🤖 AI Summary
Current research on automatic classification of software issue reports suffers from three critical gaps: insufficient practitioner involvement, overreliance on accuracy for evaluation while neglecting industrially relevant dimensions—such as interpretability and scalability—and exclusive reliance on open-source archival data. This study systematically maps 46 relevant works, establishing the first comprehensive systematic mapping study in this domain. It reveals a pronounced disconnect between real-world industrial deployment and prevalent techniques—including traditional machine learning (e.g., SVM, Naïve Bayes), deep learning (e.g., CNN, LSTM), and large language models. Key contributions include identifying three fundamental challenges: lack of industrial validation, absence of multi-dimensional evaluation frameworks, and an overly homogeneous data ecosystem. The paper proposes a forward-looking research agenda guided by practice-driven design, multi-faceted evaluation criteria, and collaborative, community-based data curation—thereby providing a structured benchmark and strategic roadmap for future advancements.
📝 Abstract
Several studies have evaluated automatic techniques for classifying software issue reports to assist practitioners in effectively assigning relevant resources based on the type of issue. Currently, no comprehensive overview of this area has been published. A comprehensive overview will help identify future research directions and provide an extensive collection of potentially relevant existing solutions.
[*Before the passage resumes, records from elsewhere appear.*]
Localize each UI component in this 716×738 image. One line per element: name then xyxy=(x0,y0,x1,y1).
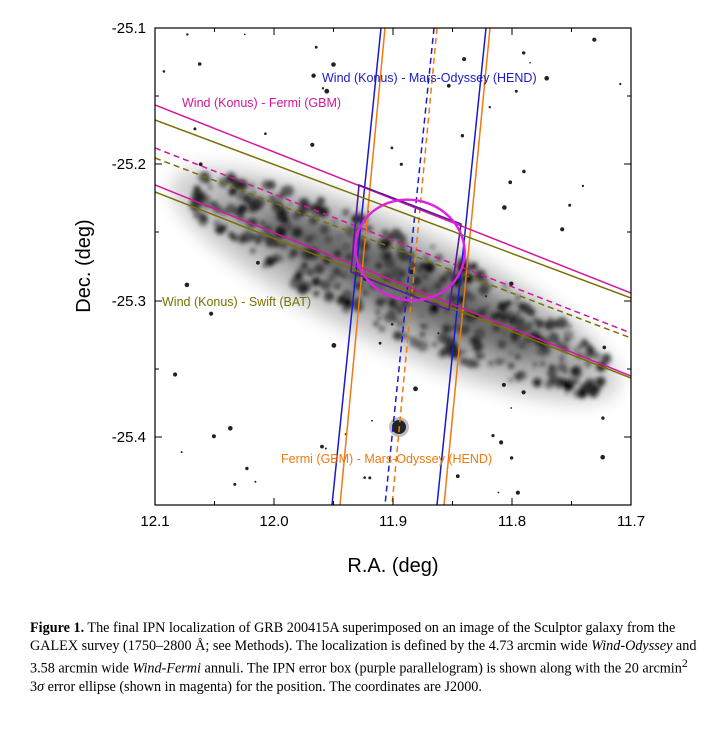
x-tick-label: 12.1 xyxy=(140,513,169,530)
y-axis-title: Dec. (deg) xyxy=(73,219,95,312)
konus-gbm-line-upper xyxy=(155,104,631,294)
konus-bat-line-upper xyxy=(155,119,631,299)
foreground-stars xyxy=(162,33,622,495)
gbm-hend-line-left xyxy=(339,28,386,505)
annotation-konus-hend: Wind (Konus) - Mars-Odyssey (HEND) xyxy=(322,71,537,85)
konus-bat-line-center xyxy=(155,157,631,339)
gbm-hend-annulus xyxy=(339,28,491,505)
figure-caption: Figure 1. The final IPN localization of … xyxy=(30,620,702,696)
caption-sigma: σ xyxy=(37,678,45,695)
caption-text: annuli. The IPN error box (purple parall… xyxy=(201,660,682,677)
figure-chart: 12.1 12.0 11.9 11.8 11.7 -25.1 -25.2 -25… xyxy=(73,20,645,577)
konus-gbm-line-center xyxy=(155,147,631,334)
x-tick-label: 11.9 xyxy=(379,513,407,530)
konus-bat-annulus xyxy=(155,119,631,379)
konus-bat-line-lower xyxy=(155,191,631,379)
ipn-error-box xyxy=(350,183,462,312)
y-tick-label: -25.4 xyxy=(112,429,146,446)
caption-emphasis: Wind-Odyssey xyxy=(591,637,673,654)
konus-gbm-line-lower xyxy=(155,184,631,377)
caption-emphasis: Wind-Fermi xyxy=(132,660,201,677)
x-tick-label: 11.7 xyxy=(617,513,645,530)
y-tick-label: -25.2 xyxy=(112,156,146,173)
caption-label: Figure 1. xyxy=(30,620,85,636)
y-tick-label: -25.1 xyxy=(112,20,146,37)
annotation-gbm-hend: Fermi (GBM) - Mars-Odyssey (HEND) xyxy=(281,452,492,466)
annotation-konus-gbm: Wind (Konus) - Fermi (GBM) xyxy=(182,96,341,110)
caption-text: and 3.58 arcmin wide xyxy=(30,637,697,677)
caption-text: error ellipse (shown in magenta) for the… xyxy=(44,678,482,695)
caption-superscript: 2 xyxy=(681,656,688,671)
konus-gbm-annulus xyxy=(155,104,631,377)
y-tick-label: -25.3 xyxy=(112,293,146,310)
caption-text: The final IPN localization of GRB 200415… xyxy=(30,620,676,654)
x-tick-label: 11.8 xyxy=(498,513,526,530)
error-ellipse xyxy=(354,198,466,302)
gbm-hend-line-right xyxy=(443,28,491,505)
annotation-konus-bat: Wind (Konus) - Swift (BAT) xyxy=(162,295,311,309)
caption-text: 3 xyxy=(30,678,38,695)
x-tick-label: 12.0 xyxy=(259,513,288,530)
x-axis-title: R.A. (deg) xyxy=(347,555,438,577)
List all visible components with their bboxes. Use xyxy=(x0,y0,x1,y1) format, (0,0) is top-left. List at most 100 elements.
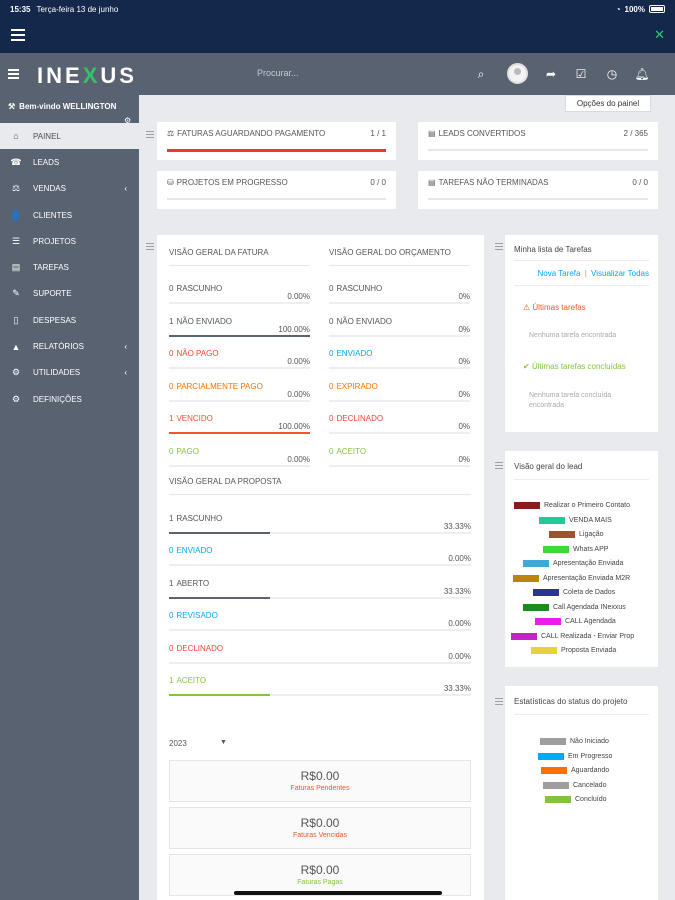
stat-label: Tarefas não terminadas xyxy=(438,178,549,187)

This study aims to provide a comprehensive overview of the use of automatic techniques to classify issue reports. We conducted a systematic mapping study and identified 46 studies on the topic. The study results indicate that the existing literature applies various techniques for classifying issue reports, including traditional machine learning and deep learning-based techniques and more advanced large language models. Furthermore, we observe that these studies (a) lack the involvement of practitioners, (b) do not consider other potentially relevant adoption factors beyond prediction accuracy, such as the explainability, scalability, and generalizability of the techniques, and (c) mainly rely on archival data from open-source repositories only. Therefore, future research should focus on real industrial evaluations, consider other potentially relevant adoption factors, and actively involve practitioners.